The crypto restrictions in mainland China remain strict, making Hong Kong's role both subtle and extremely useful. It can serve as a controllable offshore testing ground for financial experiments that Beijing would not fully allow. In 2024, Hong Kong launched spot crypto ETFs, subsequently expanded exchange license issuance, advanced stablecoin regulations, and explored a broader range of virtual asset products—this is a deliberately strategic hub.

Of course, there are limitations. The goal of 760 million dollars is enough to attract attention but is insignificant compared to the scale of the U.S. ETFs. The derivatives strategy itself also carries risks, especially when returns depend on options, basis trades, volatility, and timing. Hong Kong also has to navigate the political tension between its crypto ambitions and Beijing's discomfort with rapid offshore digital asset expansion. This situation has already occurred; last year reports indicated that Chinese regulators requested some brokers to pause their real-world asset (RWA) tokenization business in Hong Kong.

But Hong Kong's direction is already clear. Bitcoin adoption is entering a new phase, and the core issue is no longer whether institutions can buy this asset, but which system they will use when they do.

If more Asian capital holds through Hong Kong's regulatory structure, the flow of funds will begin to respond to Hong Kong's policy decisions, the Asian wealth management cycle, regional liquidity, and local investor behavior.
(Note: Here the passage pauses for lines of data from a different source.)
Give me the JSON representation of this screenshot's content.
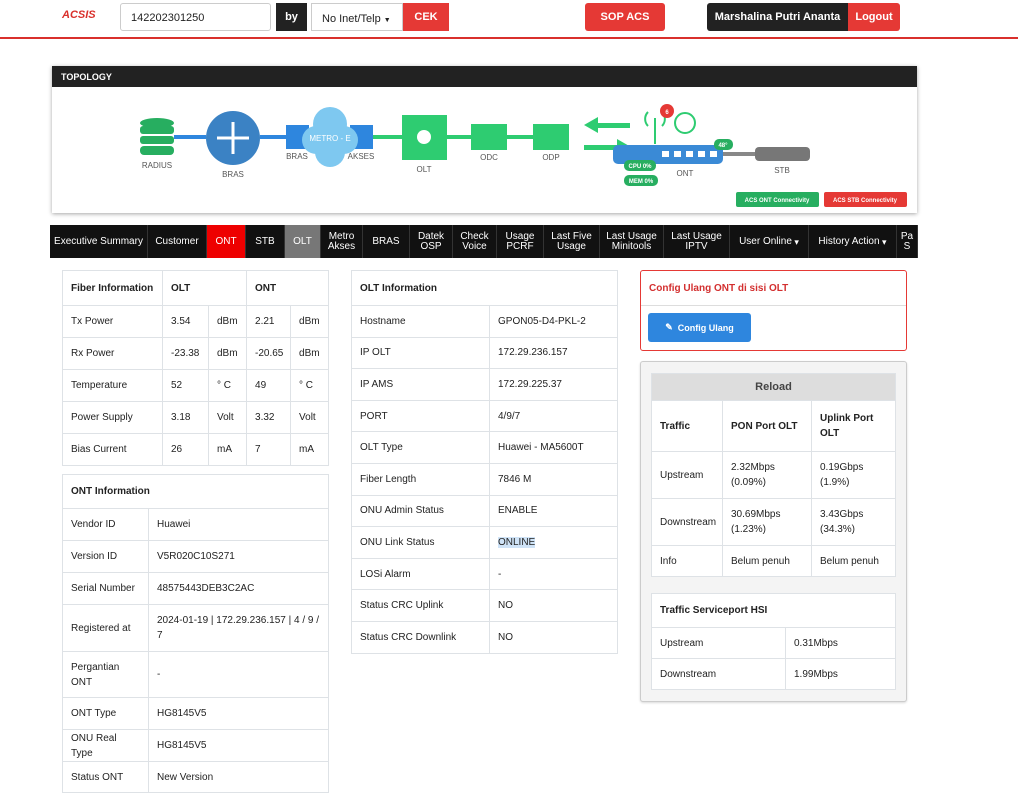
{
  "header": {
    "logo": "ACSIS",
    "search": "142202301250",
    "by": "by",
    "filter": "No Inet/Telp",
    "cek": "CEK",
    "sop": "SOP ACS",
    "user": "Marshalina Putri Ananta",
    "logout": "Logout"
  },
  "topology": {
    "title": "TOPOLOGY",
    "nodes": {
      "radius": "RADIUS",
      "bras": "BRAS",
      "bras_akses": "BRAS",
      "metro": "METRO - E",
      "akses": "AKSES",
      "olt": "OLT",
      "odc": "ODC",
      "odp": "ODP",
      "ont": "ONT",
      "stb": "STB"
    },
    "alarm_count": "6",
    "temperature": "48°",
    "cpu": "CPU 0%",
    "mem": "MEM 0%",
    "ont_connectivity": "ACS ONT Connectivity",
    "stb_connectivity": "ACS STB Connectivity"
  },
  "tabs": [
    "Executive Summary",
    "Customer",
    "ONT",
    "STB",
    "OLT",
    "Metro Akses",
    "BRAS",
    "Datek OSP",
    "Check Voice",
    "Usage PCRF",
    "Last Five Usage",
    "Last Usage Minitools",
    "Last Usage IPTV",
    "User Online",
    "History Action",
    "Pa S"
  ],
  "fiber_information": {
    "header": [
      "Fiber Information",
      "OLT",
      "ONT"
    ],
    "rows": [
      [
        "Tx Power",
        "3.54",
        "dBm",
        "2.21",
        "dBm"
      ],
      [
        "Rx Power",
        "-23.38",
        "dBm",
        "-20.65",
        "dBm"
      ],
      [
        "Temperature",
        "52",
        "° C",
        "49",
        "° C"
      ],
      [
        "Power Supply",
        "3.18",
        "Volt",
        "3.32",
        "Volt"
      ],
      [
        "Bias Current",
        "26",
        "mA",
        "7",
        "mA"
      ]
    ]
  },
  "ont_information": {
    "title": "ONT Information",
    "rows": [
      [
        "Vendor ID",
        "Huawei"
      ],
      [
        "Version ID",
        "V5R020C10S271"
      ],
      [
        "Serial Number",
        "48575443DEB3C2AC"
      ],
      [
        "Registered at",
        "2024-01-19 | 172.29.236.157 | 4 / 9 / 7"
      ],
      [
        "Pergantian ONT",
        "-"
      ],
      [
        "ONT Type",
        "HG8145V5"
      ],
      [
        "ONU Real Type",
        "HG8145V5"
      ],
      [
        "Status ONT",
        "New Version"
      ]
    ]
  },
  "olt_information": {
    "title": "OLT Information",
    "rows": [
      [
        "Hostname",
        "GPON05-D4-PKL-2"
      ],
      [
        "IP OLT",
        "172.29.236.157"
      ],
      [
        "IP AMS",
        "172.29.225.37"
      ],
      [
        "PORT",
        "4/9/7"
      ],
      [
        "OLT Type",
        "Huawei - MA5600T"
      ],
      [
        "Fiber Length",
        "7846 M"
      ],
      [
        "ONU Admin Status",
        "ENABLE"
      ],
      [
        "ONU Link Status",
        "ONLINE"
      ],
      [
        "LOSi Alarm",
        "-"
      ],
      [
        "Status CRC Uplink",
        "NO"
      ],
      [
        "Status CRC Downlink",
        "NO"
      ]
    ]
  },
  "config": {
    "title": "Config Ulang ONT di sisi OLT",
    "button": "Config Ulang"
  },
  "traffic": {
    "title": "Reload",
    "header": [
      "Traffic",
      "PON Port OLT",
      "Uplink Port OLT"
    ],
    "rows": [
      [
        "Upstream",
        "2.32Mbps (0.09%)",
        "0.19Gbps (1.9%)"
      ],
      [
        "Downstream",
        "30.69Mbps (1.23%)",
        "3.43Gbps (34.3%)"
      ],
      [
        "Info",
        "Belum penuh",
        "Belum penuh"
      ]
    ]
  },
  "serviceport": {
    "title": "Traffic Serviceport HSI",
    "rows": [
      [
        "Upstream",
        "0.31Mbps"
      ],
      [
        "Downstream",
        "1.99Mbps"
      ]
    ]
  }
}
Over time, price discovery may become less U.S.-centered, especially as Hong Kong's products expand from passive exposure to lending, derivatives, structured returns, and financial management.

Bitcoin may be traded as a global asset, but the channels for entering it are being cut into national and regional shells. A U.S. investor buys IBIT, a Hong Kong family office allocates Alpha BTC, an offshore trader uses perpetual contracts—they may all be expressing a view on Bitcoin, but they operate within completely different financial systems. These systems determine who can enter, the speed of capital withdrawal, and what happens during regulatory tensions.

This is also why Hong Kong's stablecoin layout is so important. CryptoSlate previously reported that Asia is trying to establish a counterweight to the dollar stablecoin empire, with its regulatory map showing how, by 2025, crypto laws will evolve from a pile of scattered warnings into a coherent national framework.

A Bitcoin fund pool, a stablecoin license, a licensed exchange, a listed asset management company—they each do their own thing. But when combined, they begin to resemble a local market structure.

Hong Kong's bet is that there is enough Bitcoin demand in Asia to support these local structures. The next stage of Bitcoin adoption will likely be shaped by the financial systems chosen by buyers. If Hong Kong succeeds, Asia will build its own fund pools around Bitcoin— with its own rules, its own capital flows, and its own voice in the market.